Di Indonesia, banyak maskapai penerbangan yang mengoperasikan pesawat keluaran lama. Alasan utama di balik hal ini adalah faktor biaya operasional yang tinggi, ketersediaan pesawat bekas yang lebih terjangkau, dan tantangan dalam perawatan serta sertifikasi kelaikudaraan. Berikut ini adalah penjelasan lebih rinci mengenai penyebabnya, contoh pesawat, maskapai yang menggunakannya, dan langkah-langkah yang dilakukan oleh maskapai untuk menjaga kelayakan pesawat tersebut.
1. Faktor Biaya
Pesawat baru cenderung memiliki harga yang sangat tinggi, terutama bagi maskapai yang sedang berkembang atau beroperasi di negara dengan ekonomi berkembang seperti Indonesia. Selain harga beli yang mahal, pesawat baru juga sering kali membutuhkan waktu untuk dapat dikirimkan, karena banyaknya permintaan dari maskapai di seluruh dunia. Di sisi lain, pesawat bekas yang masih layak pakai tersedia dengan harga yang lebih murah dan lebih cepat didapatkan.
Misalnya, pesawat Boeing 737-800, yang diproduksi pada awal tahun 2000-an, banyak digunakan oleh maskapai Indonesia karena harga belinya yang relatif terjangkau jika dibandingkan dengan pesawat terbaru dari Boeing, seperti Boeing 737 MAX atau Airbus A320neo. Selain itu, maskapai dapat mengurangi biaya pelatihan karena kru dan teknisi sudah familiar dengan tipe pesawat yang serupa, sehingga tidak memerlukan pelatihan ulang yang memakan biaya besar.

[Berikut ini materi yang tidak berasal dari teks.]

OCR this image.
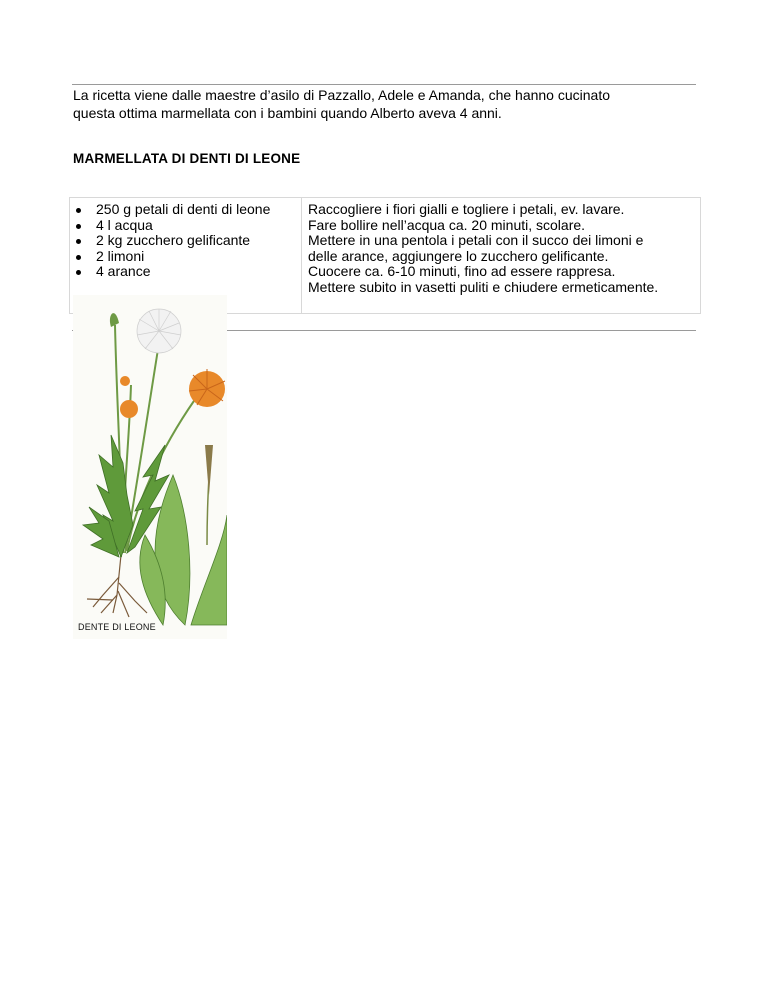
La ricetta viene dalle maestre d’asilo di Pazzallo, Adele e Amanda, che hanno cucinato
questa ottima marmellata con i bambini quando Alberto aveva 4 anni.
MARMELLATA DI DENTI DI LEONE
250 g petali di denti di leone
4 l acqua
2 kg zucchero gelificante
2 limoni
4 arance
Raccogliere i fiori gialli e togliere i petali, ev. lavare.
Fare bollire nell’acqua ca. 20 minuti, scolare.
Mettere in una pentola i petali con il succo dei limoni e
delle arance, aggiungere lo zucchero gelificante.
Cuocere ca. 6-10 minuti, fino ad essere rappresa.
Mettere subito in vasetti puliti e chiudere ermeticamente.
DENTE DI LEONE
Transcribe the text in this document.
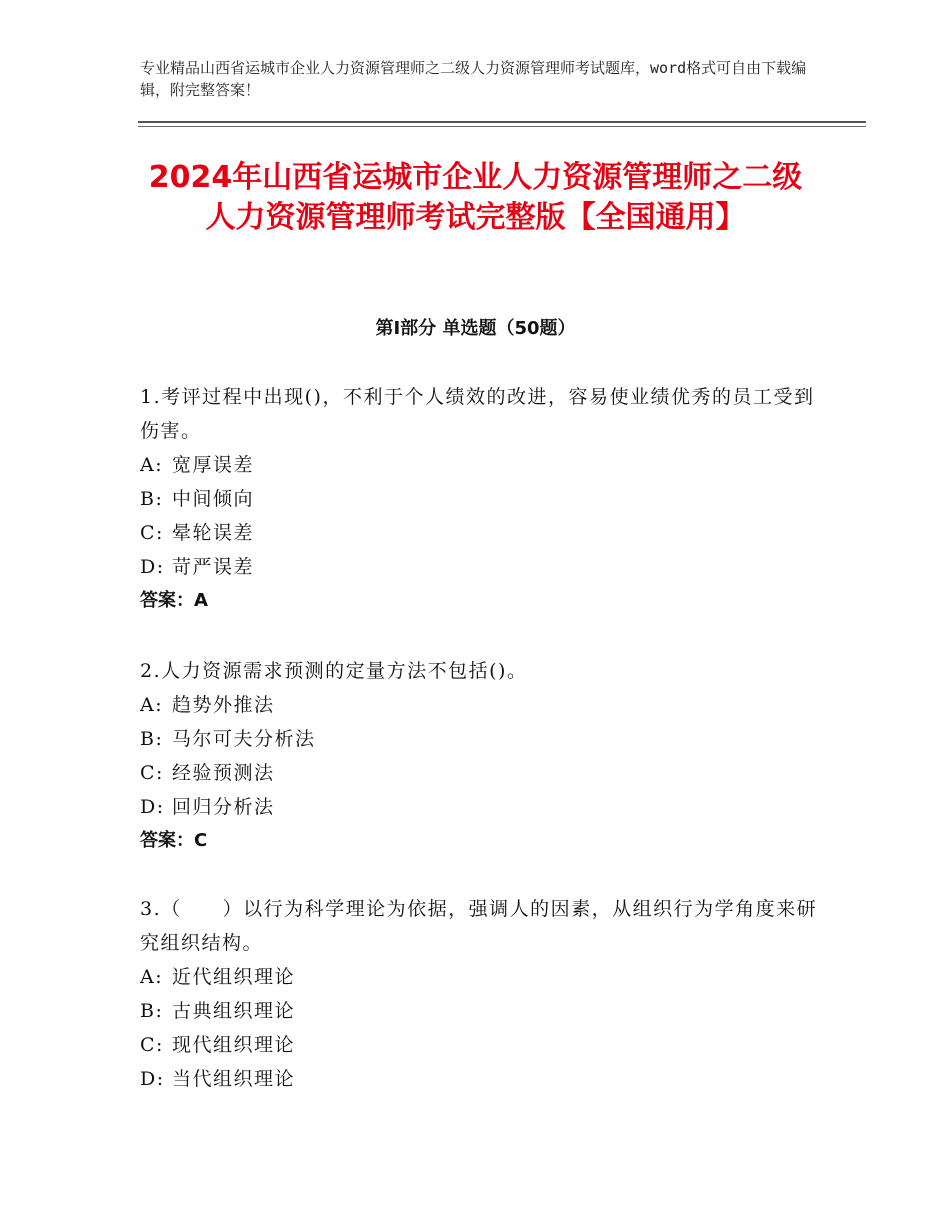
专业精品山西省运城市企业人力资源管理师之二级人力资源管理师考试题库，word格式可自由下载编辑，附完整答案！
2024年山西省运城市企业人力资源管理师之二级人力资源管理师考试完整版【全国通用】
第Ⅰ部分 单选题（50题）
1.考评过程中出现()，不利于个人绩效的改进，容易使业绩优秀的员工受到伤害。
A: 宽厚误差
B: 中间倾向
C: 晕轮误差
D: 苛严误差
答案：A
2.人力资源需求预测的定量方法不包括()。
A: 趋势外推法
B: 马尔可夫分析法
C: 经验预测法
D: 回归分析法
答案：C
3.（　　）以行为科学理论为依据，强调人的因素，从组织行为学角度来研究组织结构。
A: 近代组织理论
B: 古典组织理论
C: 现代组织理论
D: 当代组织理论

2. Ketersediaan Pesawat Bekas yang Layak Pakai
Pasar pesawat bekas dunia menyediakan banyak sekali pesawat komersial yang masih layak pakai. Maskapai-maskapai di Indonesia memanfaatkan pesawat bekas ini untuk menekan biaya investasi awal. Misalnya, beberapa maskapai di Indonesia, seperti Sriwijaya Air dan Lion Air, mengoperasikan Boeing 737-300 dan Boeing 737-400 yang pertama kali diproduksi pada tahun 1980-an hingga 1990-an.
Maskapai lain, seperti Citilink Indonesia, sebelumnya pernah mengoperasikan pesawat Airbus A320 keluaran awal 2000-an. Pesawat-pesawat ini sudah usang secara teknologi jika dibandingkan dengan keluaran terbaru, namun secara struktural dan operasional masih layak digunakan dengan perawatan yang intensif.
3. Fleksibilitas Operasional dan Pemanfaatan Sumber Daya Lokal
Beberapa maskapai di Indonesia cenderung memilih pesawat yang lebih tua namun sudah diakui secara operasional di wilayah tersebut. Dengan memilih pesawat yang sudah sering dioperasikan di negara lain, maskapai dapat lebih mudah dalam memperoleh suku cadang dan tenaga ahli untuk perawatannya. Hal ini juga memudahkan dalam pengadaan infrastruktur perawatan di dalam negeri.
Selain itu, maskapai di Indonesia cenderung mempertimbangkan kebutuhan rute dan jenis layanan mereka. Untuk penerbangan domestik yang tidak terlalu panjang, pesawat yang lebih tua, seperti Boeing 737-500 atau ATR 72-500, cukup memenuhi kebutuhan tanpa harus berinvestasi pada pesawat baru dengan teknologi yang mungkin berlebihan untuk kebutuhan tersebut.